La chasse à Urmatt

En Alsace-Moselle, le droit de chasse appartient au propriétaire foncier. Ce droit est administré par la commune, au nom et pour le compte des propriétaires.

Les pouvoirs du maire en matière de chasse sont très sérieusement encadrés par ceux du préfet. En pratique, ils ne résultent que de l’application au cas particulier de la destruction des animaux nuisibles, ainsi que ceux que lui consent le préfet par délégation, et des pouvoirs de police lui imposant d’assurer la sécurité et la tranquillité sur le territoire de sa commune.

Le Schéma Départemental de Gestion Cynégétique organise la chasse, établit un état des lieux et des espèces, précise les données réglementaires et les bonnes pratiques de la chasse et de la sécurité.

La chasse est attribuée par bail en adjudication.
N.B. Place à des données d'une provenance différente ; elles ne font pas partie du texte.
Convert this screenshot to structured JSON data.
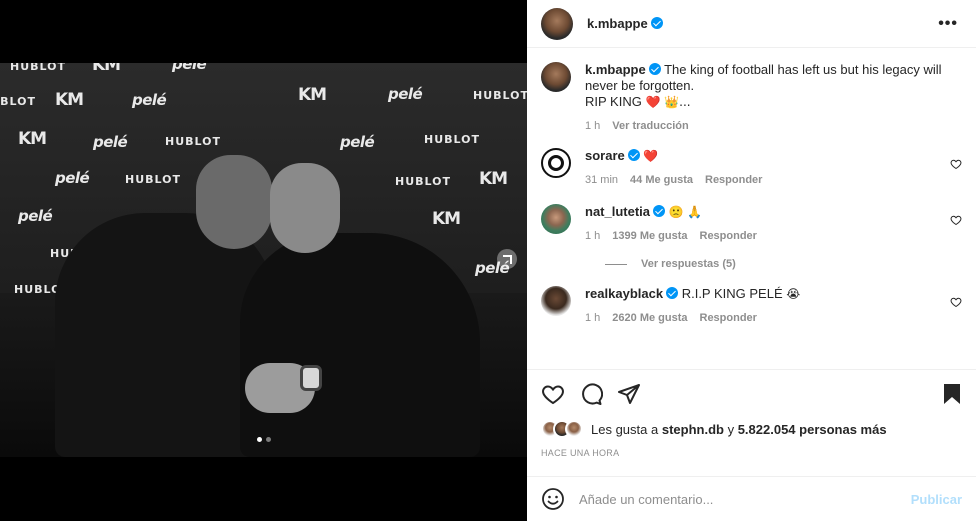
{
  "post": {
    "author": "k.mbappe",
    "caption_text": "The king of football has left us but his legacy will never be forgotten.",
    "caption_line2": "RIP KING",
    "caption_emoji": "❤️ 👑...",
    "time": "1 h",
    "translate_label": "Ver traducción",
    "image_sponsors": {
      "hublot": "HUBLOT",
      "km": "KM",
      "pele": "pelé"
    }
  },
  "comments": [
    {
      "user": "sorare",
      "text": "",
      "emoji": "❤️",
      "time": "31 min",
      "likes": "44 Me gusta",
      "reply": "Responder"
    },
    {
      "user": "nat_lutetia",
      "text": "",
      "emoji": "🙁 🙏",
      "time": "1 h",
      "likes": "1399 Me gusta",
      "reply": "Responder",
      "view_replies": "Ver respuestas (5)"
    },
    {
      "user": "realkayblack",
      "text": "R.I.P KING PELÉ",
      "emoji": "😭",
      "time": "1 h",
      "likes": "2620 Me gusta",
      "reply": "Responder"
    }
  ],
  "likes_summary": {
    "prefix": "Les gusta a",
    "first_user": "stephn.db",
    "conjunction": "y",
    "others": "5.822.054 personas más"
  },
  "timeago": "HACE UNA HORA",
  "comment_input": {
    "placeholder": "Añade un comentario...",
    "publish_label": "Publicar"
  },
  "colors": {
    "verified": "#0095f6",
    "heart": "#ed4956",
    "publish_disabled": "#b2dffc",
    "secondary_text": "#8e8e8e"
  }
}
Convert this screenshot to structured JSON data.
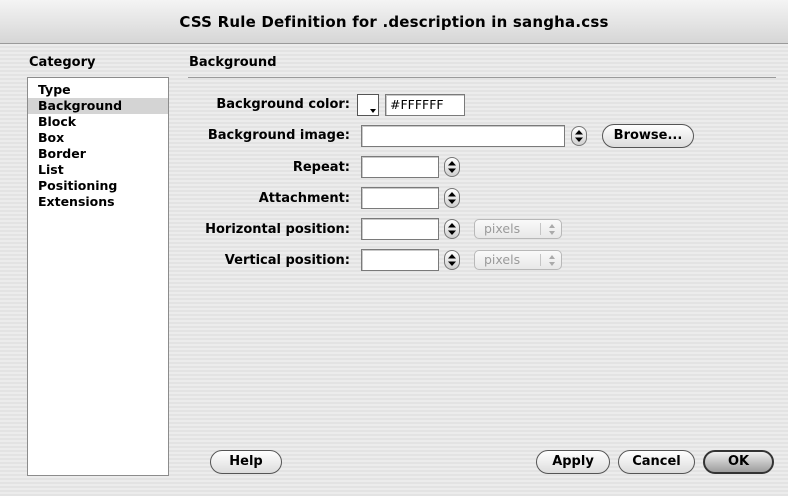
{
  "window": {
    "title": "CSS Rule Definition for .description in sangha.css"
  },
  "category": {
    "heading": "Category",
    "items": [
      {
        "label": "Type",
        "selected": false
      },
      {
        "label": "Background",
        "selected": true
      },
      {
        "label": "Block",
        "selected": false
      },
      {
        "label": "Box",
        "selected": false
      },
      {
        "label": "Border",
        "selected": false
      },
      {
        "label": "List",
        "selected": false
      },
      {
        "label": "Positioning",
        "selected": false
      },
      {
        "label": "Extensions",
        "selected": false
      }
    ]
  },
  "panel": {
    "heading": "Background",
    "background_color_label": "Background color:",
    "background_color_value": "#FFFFFF",
    "swatch_color": "#FFFFFF",
    "background_image_label": "Background image:",
    "background_image_value": "",
    "browse_label": "Browse...",
    "repeat_label": "Repeat:",
    "repeat_value": "",
    "attachment_label": "Attachment:",
    "attachment_value": "",
    "horizontal_position_label": "Horizontal position:",
    "horizontal_position_value": "",
    "horizontal_unit": "pixels",
    "vertical_position_label": "Vertical position:",
    "vertical_position_value": "",
    "vertical_unit": "pixels"
  },
  "buttons": {
    "help": "Help",
    "apply": "Apply",
    "cancel": "Cancel",
    "ok": "OK"
  }
}
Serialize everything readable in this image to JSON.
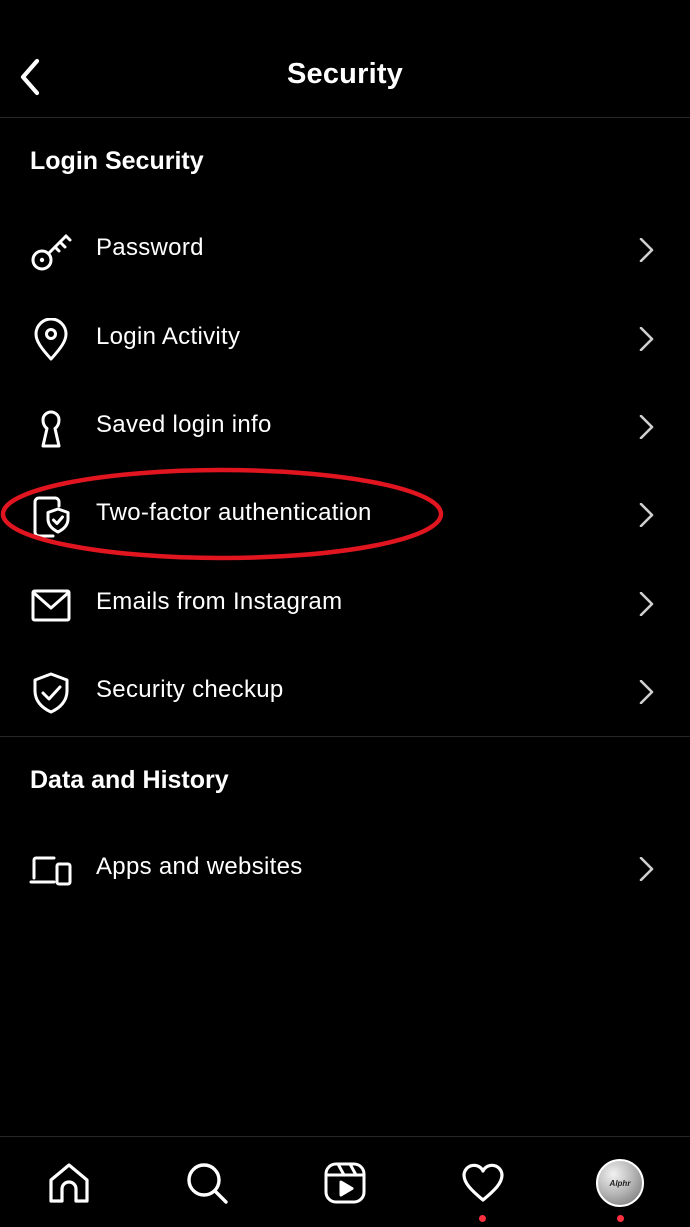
{
  "header": {
    "title": "Security",
    "back_icon": "chevron-left-icon"
  },
  "sections": [
    {
      "title": "Login Security",
      "items": [
        {
          "label": "Password",
          "icon": "key-icon"
        },
        {
          "label": "Login Activity",
          "icon": "location-pin-icon"
        },
        {
          "label": "Saved login info",
          "icon": "keyhole-icon"
        },
        {
          "label": "Two-factor authentication",
          "icon": "phone-shield-icon",
          "highlighted": true
        },
        {
          "label": "Emails from Instagram",
          "icon": "envelope-icon"
        },
        {
          "label": "Security checkup",
          "icon": "shield-check-icon"
        }
      ]
    },
    {
      "title": "Data and History",
      "items": [
        {
          "label": "Apps and websites",
          "icon": "devices-icon"
        }
      ]
    }
  ],
  "tabbar": {
    "tabs": [
      {
        "name": "home",
        "icon": "home-icon"
      },
      {
        "name": "search",
        "icon": "search-icon"
      },
      {
        "name": "reels",
        "icon": "reels-icon"
      },
      {
        "name": "activity",
        "icon": "heart-icon",
        "notification": true
      },
      {
        "name": "profile",
        "icon": "avatar",
        "notification": true,
        "avatar_text": "Alphr"
      }
    ]
  },
  "colors": {
    "background": "#000000",
    "text": "#ffffff",
    "divider": "#262626",
    "highlight": "#e0151f",
    "notification_dot": "#ff3040"
  }
}
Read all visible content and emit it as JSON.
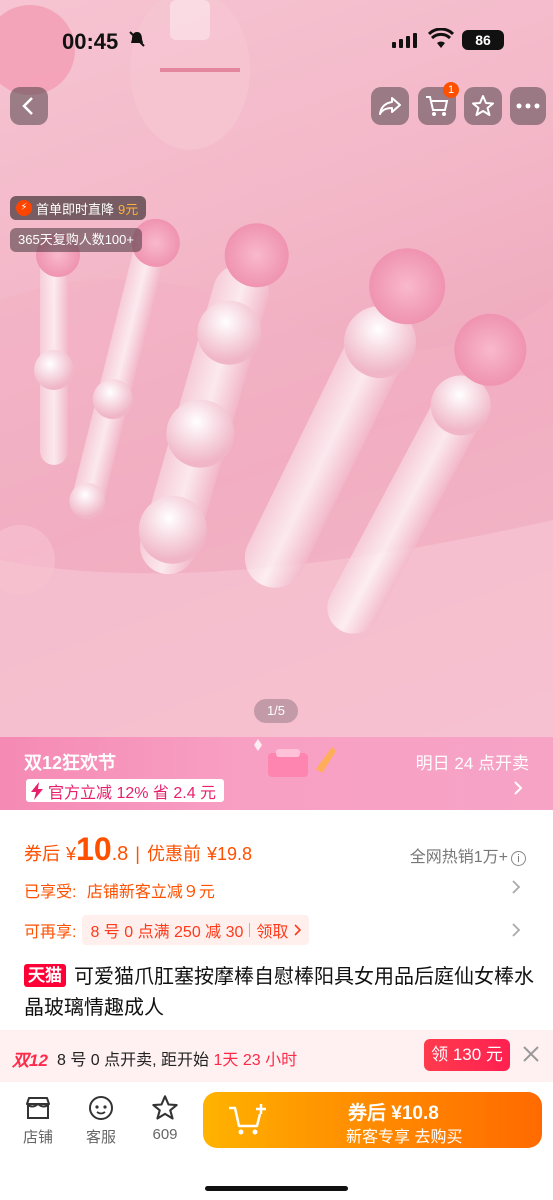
{
  "status": {
    "time": "00:45",
    "battery": "86"
  },
  "nav": {
    "cart_badge": "1"
  },
  "hero": {
    "promo_label": "首单即时直降",
    "promo_amount": "9元",
    "repurchase": "365天复购人数100+",
    "pager": "1/5"
  },
  "festival": {
    "title": "双12狂欢节",
    "open_time": "明日 24 点开卖",
    "discount": "官方立减 12% 省 2.4 元"
  },
  "price": {
    "label": "券后",
    "yen": "¥",
    "integer": "10",
    "decimal": ".8",
    "orig_label": "优惠前",
    "orig_price": "¥19.8",
    "sales": "全网热销1万+"
  },
  "benefits": {
    "enjoyed_key": "已享受:",
    "enjoyed_value": "店铺新客立减９元",
    "available_key": "可再享:",
    "coupon_text": "8 号 0 点满 250 减 30",
    "coupon_action": "领取"
  },
  "product": {
    "badge": "天猫",
    "title": "可爱猫爪肛塞按摩棒自慰棒阳具女用品后庭仙女棒水晶玻璃情趣成人"
  },
  "countdown": {
    "tag": "双12",
    "text_pre": "8 号 0 点开卖, 距开始",
    "remaining": "1天 23 小时",
    "claim": "领 130 元"
  },
  "bottom": {
    "store": "店铺",
    "service": "客服",
    "fav_count": "609",
    "buy_line1": "券后 ¥10.8",
    "buy_line2": "新客专享  去购买"
  }
}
Les recettes de la location de la chasse sont en général abandonnées à la commune. Un seul lot a été constitué après réunion des 2 lots existants et modification des périmètres, afin de tenir compte des évolutions, essentiellement d’urbanisme.

Dans la pratique de la chasse plusieurs points peuvent générer des conflits :

  • L’établissement des plans de chasse et l’agrainage

  • L’exploitation forestière

  • La cohabitation avec les autres utilisateurs de la forêt, les promeneurs, les VTT, cavaliers, etc …

Les chasseurs reprochent à l’ONF des plans de chasse trop élevés, qui seraient justifiés par les dégâts causés à la forêt par le grand gibier, essentiellement les cerfs, mais également les chevreuils et les daims. Enfin, les chasseurs sont constamment incités à réduire la population de sangliers, avec des résultats qui sont assez loin des attentes …

Fin 2019, une convention dite d’agrainage a été signée entre l’ONF, les chasseurs et la commune. Les poste d’agrainage sont limités en nombre, et interdits dans les zones protégées et Natura 2000. Quant à l’agrainage en ligne, il fait également l’objet d’un plan intégré à la convention.

A Urmatt, la chasse représente une recette non négligeable de 25 000 €. Les contraintes subies par les chasseurs risquent d’entraîner une baisse des offres de prix lors de l’adjudication du prochain renouvellement des baux. La surexploitation nécessaire actuelle de la forêt (causée par la sécheresse et les attaques de scolytes), risque de se prolonger les prochaines années.